Mais lui et ses partisans se sont réjouis tôt.
L'amendement ne prévoyait aucune sanction contre les contrevenants. Certes, le Sénat américain l'a complété par la soi-disant « loi » ou « loi Volstead » - c'était la même « interdiction ».
La loi Volstead n'interdisait que la production, l'importation et la vente d'alcool. Mais le stockage de boissons alcoolisées et l'usage d'alcool étaient autorisés.
Ainsi, une situation étrange s'est produite: les producteurs et vendeurs d'alcool étaient « hors-la-loi », et leur clientèle demeurait. Satisfaire la demande d'alcool devenait dangereux, mais extrêmement rentable: la marge sur une bouteille de whisky atteignait 70-80 $, dont le pouvoir d'achat était alors bien supérieur à ce qu'il est aujourd'hui.
Les clans mafieux aux États-Unis ont immédiatement lancé la livraison et la vente illégales d'alcool. De nouvelles "spécialités" criminelles sont également apparues. Les plus connus dans notre pays sont les bootleggers qui ont importé illégalement de l'alcool aux États-Unis. Mais il y avait aussi des moonshiners, qu'on appelait des moonshiners - parce qu'ils fabriquaient leurs produits la nuit (à la lumière de la lune).
Les restaurants illégaux étaient appelés speakeasy. Là, ils commandaient de l'alcool à voix basse avec un clin d'œil au barman ou au serveur, recevant du whisky ou du cognac sous couvert de thé.

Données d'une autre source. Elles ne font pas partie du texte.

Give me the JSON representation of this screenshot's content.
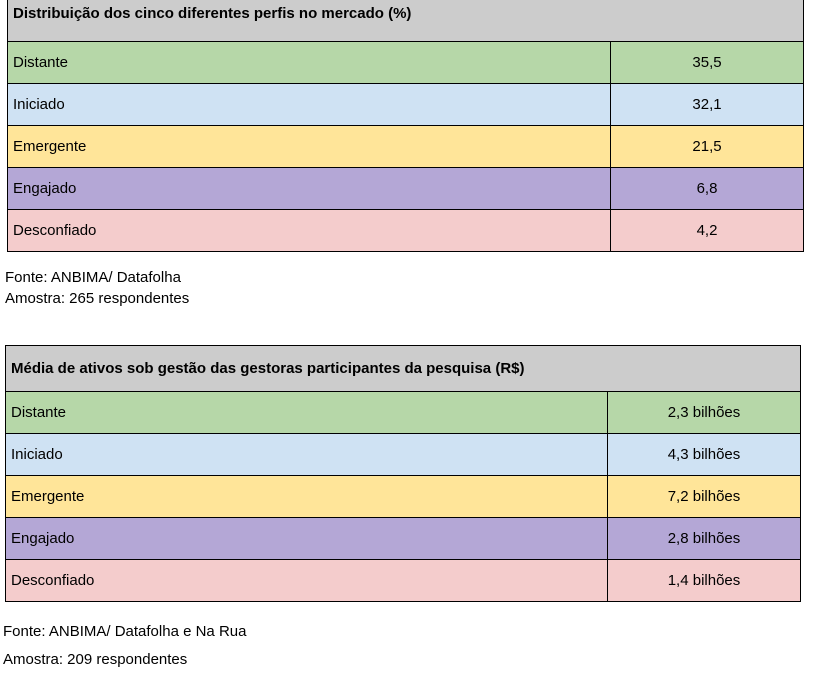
{
  "table1": {
    "title": "Distribuição dos cinco diferentes perfis no mercado (%)",
    "rows": [
      {
        "label": "Distante",
        "value": "35,5",
        "color": "#b6d7a8"
      },
      {
        "label": "Iniciado",
        "value": "32,1",
        "color": "#cfe2f3"
      },
      {
        "label": "Emergente",
        "value": "21,5",
        "color": "#ffe599"
      },
      {
        "label": "Engajado",
        "value": "6,8",
        "color": "#b4a7d6"
      },
      {
        "label": "Desconfiado",
        "value": "4,2",
        "color": "#f4cccc"
      }
    ],
    "source": "Fonte: ANBIMA/ Datafolha",
    "sample": "Amostra: 265 respondentes"
  },
  "table2": {
    "title": "Média de ativos sob gestão das gestoras participantes da pesquisa (R$)",
    "rows": [
      {
        "label": "Distante",
        "value": "2,3 bilhões",
        "color": "#b6d7a8"
      },
      {
        "label": "Iniciado",
        "value": "4,3 bilhões",
        "color": "#cfe2f3"
      },
      {
        "label": "Emergente",
        "value": "7,2 bilhões",
        "color": "#ffe599"
      },
      {
        "label": "Engajado",
        "value": "2,8 bilhões",
        "color": "#b4a7d6"
      },
      {
        "label": "Desconfiado",
        "value": "1,4 bilhões",
        "color": "#f4cccc"
      }
    ],
    "source": "Fonte: ANBIMA/ Datafolha e Na Rua",
    "sample": "Amostra: 209 respondentes"
  }
}
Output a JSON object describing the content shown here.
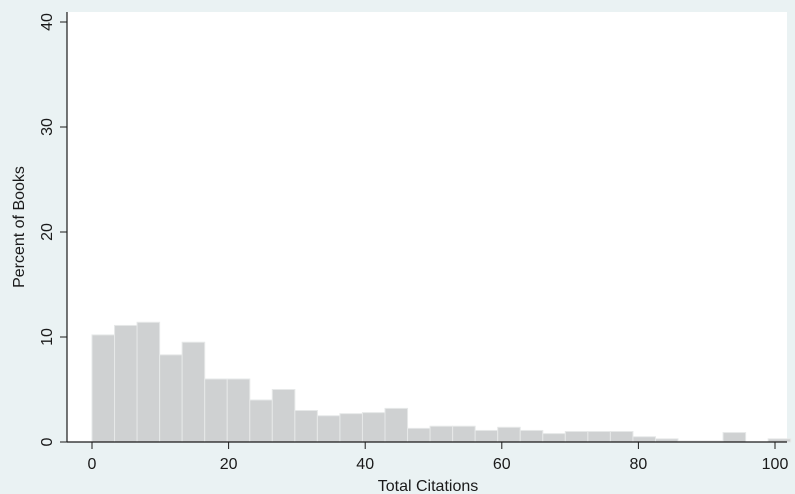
{
  "chart_data": {
    "type": "bar",
    "title": "",
    "xlabel": "Total Citations",
    "ylabel": "Percent of Books",
    "xlim": [
      0,
      100
    ],
    "ylim": [
      0,
      40
    ],
    "x_ticks": [
      "0",
      "20",
      "40",
      "60",
      "80",
      "100"
    ],
    "y_ticks": [
      "0",
      "10",
      "20",
      "30",
      "40"
    ],
    "bin_width": 3.3,
    "bin_start": 0,
    "values": [
      10.2,
      11.1,
      11.4,
      8.3,
      9.5,
      6.0,
      6.0,
      4.0,
      5.0,
      3.0,
      2.5,
      2.7,
      2.8,
      3.2,
      1.3,
      1.5,
      1.5,
      1.1,
      1.4,
      1.1,
      0.8,
      1.0,
      1.0,
      1.0,
      0.5,
      0.3,
      0.1,
      0.1,
      0.9,
      0.0,
      0.3
    ],
    "colors": {
      "bar": "#cfd1d2",
      "bar_edge": "#e6e8e8",
      "plot_bg": "#ffffff",
      "outer_bg": "#eaf2f3",
      "axis": "#1a1a1a"
    }
  }
}
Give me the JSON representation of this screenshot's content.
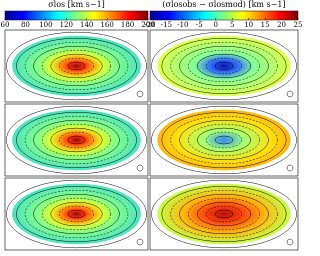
{
  "chart_data": [
    {
      "type": "colorbar",
      "label": "σlos [km s−1]",
      "xlim": [
        60,
        200
      ],
      "xticks": [
        60,
        80,
        100,
        120,
        140,
        160,
        180,
        200
      ],
      "colors": [
        "#00008f",
        "#0000ff",
        "#0080ff",
        "#00ffff",
        "#80ff80",
        "#ffff00",
        "#ff8000",
        "#ff0000",
        "#800000"
      ]
    },
    {
      "type": "colorbar",
      "label": "(σlosobs − σlosmod) [km s−1]",
      "xlim": [
        -20,
        25
      ],
      "xticks": [
        -20,
        -15,
        -10,
        -5,
        0,
        5,
        10,
        15,
        20,
        25
      ],
      "colors": [
        "#00008f",
        "#0000ff",
        "#0080ff",
        "#00ffff",
        "#80ff80",
        "#ffff00",
        "#ff8000",
        "#ff0000",
        "#800000"
      ]
    }
  ]
}
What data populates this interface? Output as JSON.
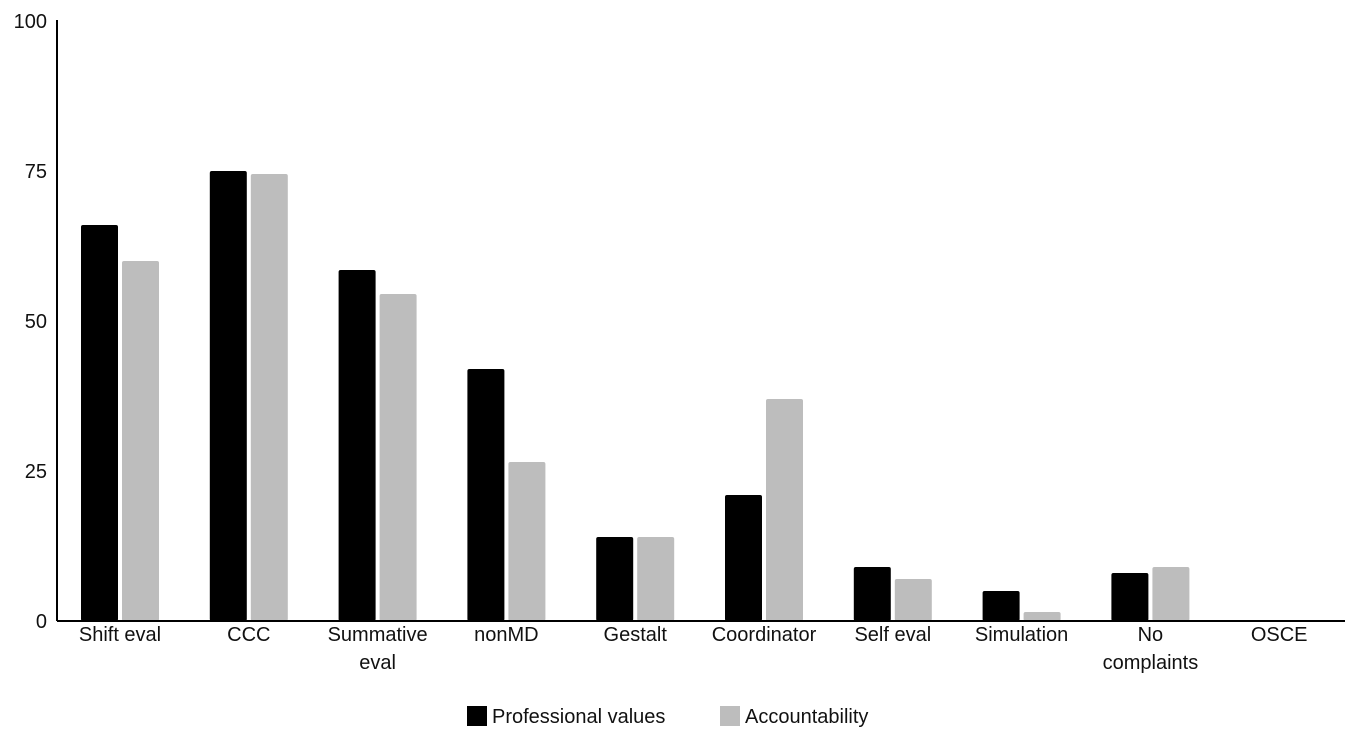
{
  "chart_data": {
    "type": "bar",
    "categories": [
      [
        "Shift eval"
      ],
      [
        "CCC"
      ],
      [
        "Summative",
        "eval"
      ],
      [
        "nonMD"
      ],
      [
        "Gestalt"
      ],
      [
        "Coordinator"
      ],
      [
        "Self eval"
      ],
      [
        "Simulation"
      ],
      [
        "No",
        "complaints"
      ],
      [
        "OSCE"
      ]
    ],
    "series": [
      {
        "name": "Professional values",
        "color": "#000000",
        "values": [
          66,
          75,
          58.5,
          42,
          14,
          21,
          9,
          5,
          8,
          0
        ]
      },
      {
        "name": "Accountability",
        "color": "#bdbdbd",
        "values": [
          60,
          74.5,
          54.5,
          26.5,
          14,
          37,
          7,
          1.5,
          9,
          0
        ]
      }
    ],
    "ylim": [
      0,
      100
    ],
    "yticks": [
      0,
      25,
      50,
      75,
      100
    ],
    "grid": false,
    "legend_position": "bottom-center",
    "title": "",
    "xlabel": "",
    "ylabel": ""
  }
}
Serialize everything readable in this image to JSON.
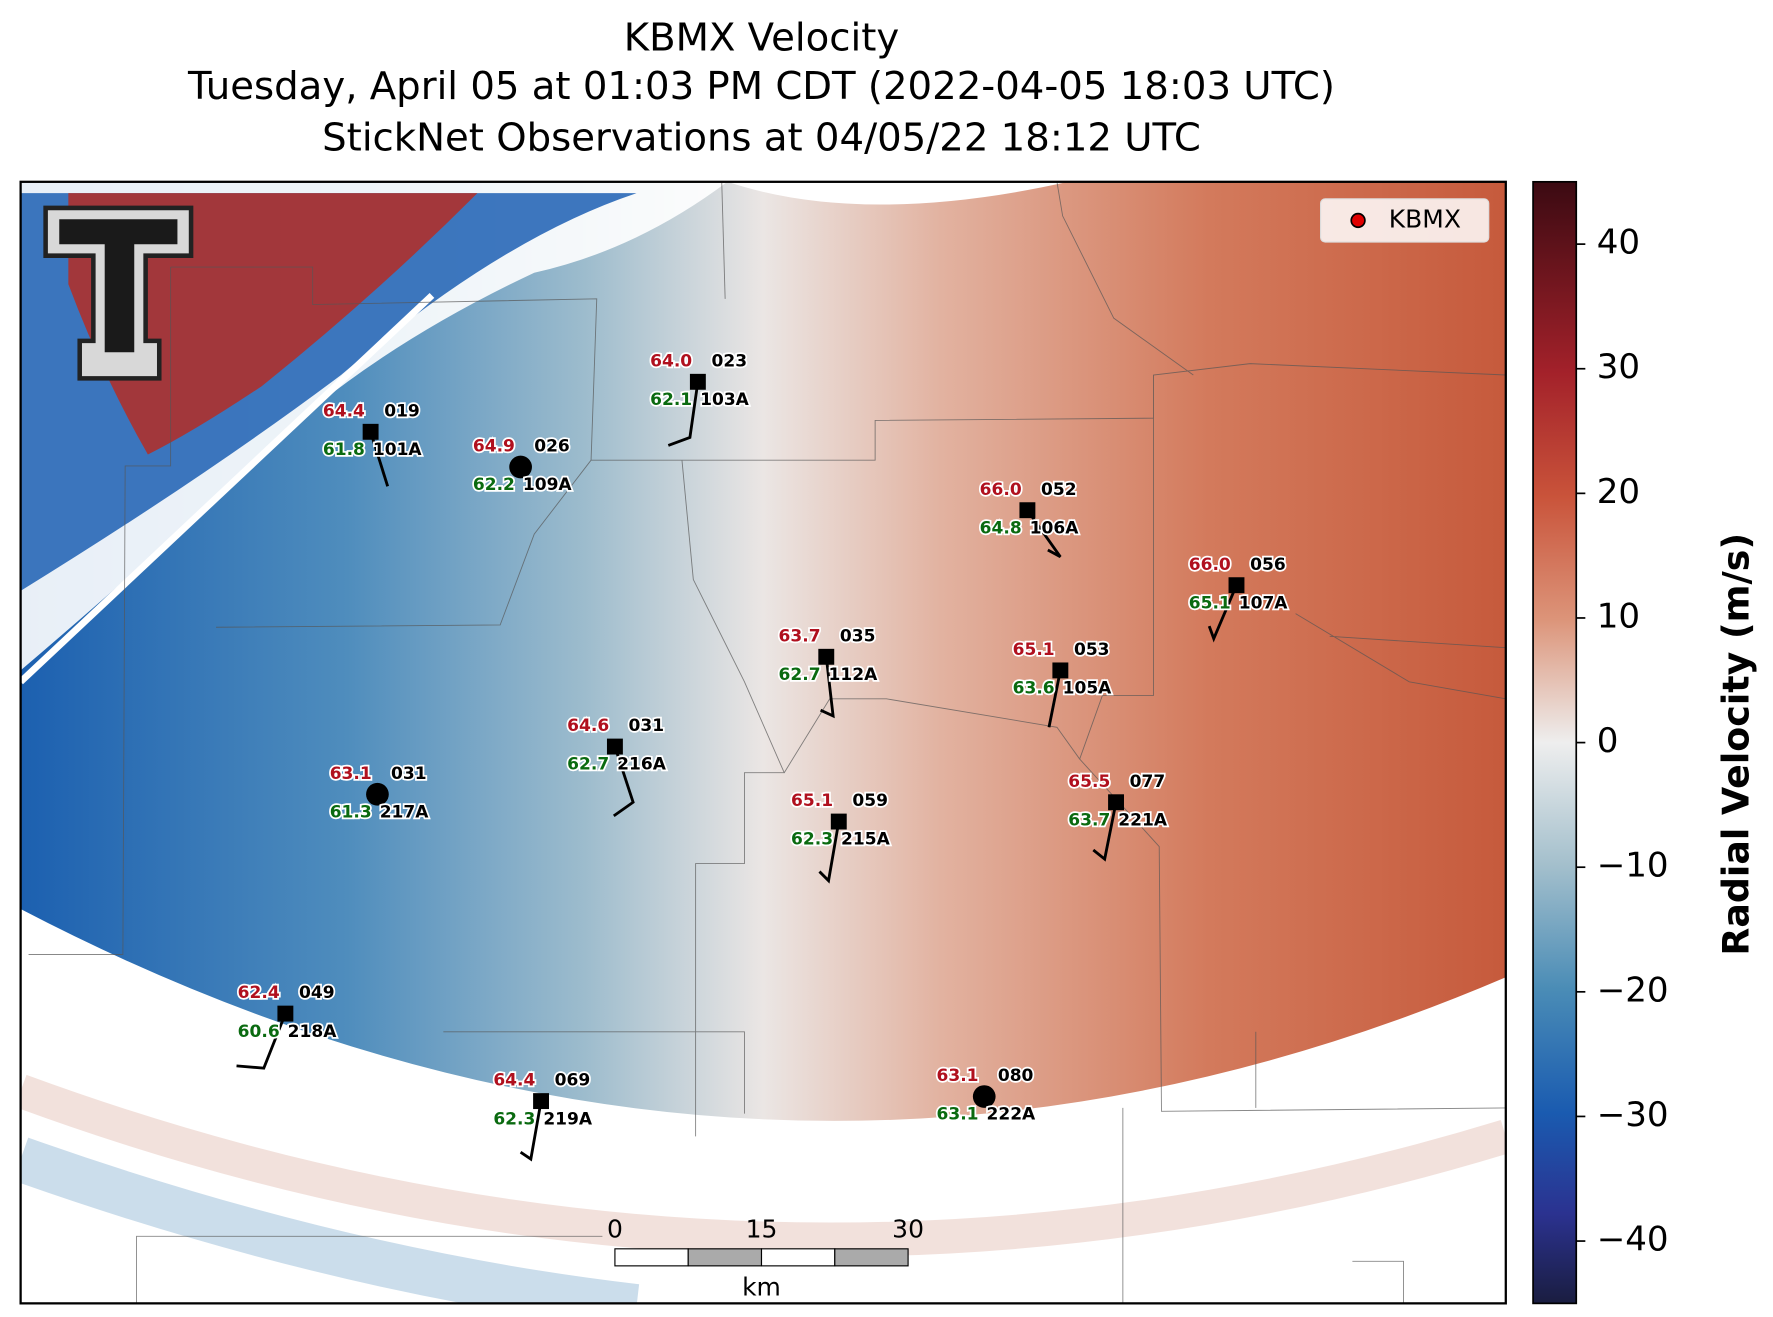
{
  "title": [
    "KBMX Velocity",
    "Tuesday, April 05 at 01:03 PM CDT (2022-04-05 18:03 UTC)",
    "StickNet Observations at 04/05/22 18:12 UTC"
  ],
  "legend": "KBMX",
  "colorbar": {
    "label": "Radial Velocity (m/s)",
    "range": [
      -45,
      45
    ],
    "ticks": [
      40,
      30,
      20,
      10,
      0,
      {
        "value": -10,
        "label": "−10"
      },
      {
        "value": -20,
        "label": "−20"
      },
      {
        "value": -30,
        "label": "−30"
      },
      {
        "value": -40,
        "label": "−40"
      }
    ]
  },
  "stations": [
    {
      "id": "019",
      "code": "101A",
      "temperature": "64.4",
      "dewpoint": "61.8"
    },
    {
      "id": "026",
      "code": "109A",
      "temperature": "64.9",
      "dewpoint": "62.2"
    },
    {
      "id": "023",
      "code": "103A",
      "temperature": "64.0",
      "dewpoint": "62.1"
    },
    {
      "id": "052",
      "code": "106A",
      "temperature": "66.0",
      "dewpoint": "64.8"
    },
    {
      "id": "056",
      "code": "107A",
      "temperature": "66.0",
      "dewpoint": "65.1"
    },
    {
      "id": "035",
      "code": "112A",
      "temperature": "63.7",
      "dewpoint": "62.7"
    },
    {
      "id": "053",
      "code": "105A",
      "temperature": "65.1",
      "dewpoint": "63.6"
    },
    {
      "id": "031",
      "code": "216A",
      "temperature": "64.6",
      "dewpoint": "62.7"
    },
    {
      "id": "031",
      "code": "217A",
      "temperature": "63.1",
      "dewpoint": "61.3"
    },
    {
      "id": "059",
      "code": "215A",
      "temperature": "65.1",
      "dewpoint": "62.3"
    },
    {
      "id": "077",
      "code": "221A",
      "temperature": "65.5",
      "dewpoint": "63.7"
    },
    {
      "id": "049",
      "code": "218A",
      "temperature": "62.4",
      "dewpoint": "60.6"
    },
    {
      "id": "069",
      "code": "219A",
      "temperature": "64.4",
      "dewpoint": "62.3"
    },
    {
      "id": "080",
      "code": "222A",
      "temperature": "63.1",
      "dewpoint": "63.1"
    }
  ],
  "scale_bar": {
    "ticks": [
      0,
      15,
      30
    ],
    "unit": "km"
  }
}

Dans le même temps, les vendeurs et leurs clients sont passés de la bière, du cidre, du vin et d'autres boissons à faible teneur en alcool à l'alcool fort: il était plus pratique de le livrer au point de vente et l'état d'intoxication était atteint plus rapidement. De plus, pendant la période de la Prohibition aux États-Unis, la consommation de drogues a augmenté d'environ 45 %.
La consommation d'alcool par habitant a d'abord fortement baissé - et des conséquences positives ont été constatées: une diminution du nombre d'accidents et d'accidents, une diminution du nombre de divorces et de délits mineurs. Mais très vite, la consommation d'alcool est revenue au niveau précédent et a même augmenté.
L'ampleur du commerce illégal d'alcool est rapidement devenue telle que le budget du Federal Bureau of Enforcement of "Prohibition" est passé de 4,4 millions de dollars à 13,4 millions de dollars par an. Et le gouvernement a dépensé 13 millions de dollars par an pour l'entretien des unités spéciales des garde-côtes américains, spécialisées dans la lutte contre la contrebande.
Selon les experts, en 1933, lorsque le dix-huitième amendement a été annulé par le président F. Roosevelt, la consommation d'alcool par habitant dépassait de 20 % le niveau de 1919.
Guerres de gangsters à Chicago
À Chicago, les Siciliens ont affronté des rivaux - des gangs ethniques d'immigrants d'autres pays.
Les Irlandais étaient particulièrement forts, menés par Dion O'Benion (après l'entrée en vigueur de la Prohibition, il fut surnommé le « roi de la bière » de Chicago).
En 1920, Colosimo a été tué. Et John Torrio est devenu le patron de la mafia de Chicago. Sous sa direction, les mafieux ont réussi à détruire O'Benion en 1924.
Son successeur, Haimi Weiss, a riposté en tirant sur la voiture de Torrio. C'est alors que les gangsters américains ont utilisé pour la première fois la mitrailleuse.
Certes, "la première crêpe est sortie grumeleuse": le chauffeur de Torrio est décédé et le patron de la mafia de Chicago n'a pas été blessé.
Quelques jours plus tard, les Irlandais réitèrent l'attaque, tirant 50 balles sur le leader des concurrents. Seuls trois d'entre eux ont atteint les buts. Torrio a survécu à nouveau, mais les conséquences de ses blessures étaient si graves qu'il a décidé de prendre sa retraite. Rassemblant ses « lieutenants » (kapis), il leur recommande Al Capone.
C'était une violation inouïe de la tradition: jusque-là, seuls les Siciliens pouvaient occuper les plus hauts postes de commandement dans la mafia. Cependant, l'autorité de Capone était déjà assez élevée. Et les « lieutenants » acceptèrent de lui obéir.
Ce n'est qu'alors que les « guerres des gangs » à Chicago ont acquis une ampleur particulière.
Certains de leurs épisodes ont été reproduits dans de nombreux films hollywoodiens « sur la mafia »: parfois avec une précision quasi documentaire, parfois - dans une « interprétation libre ».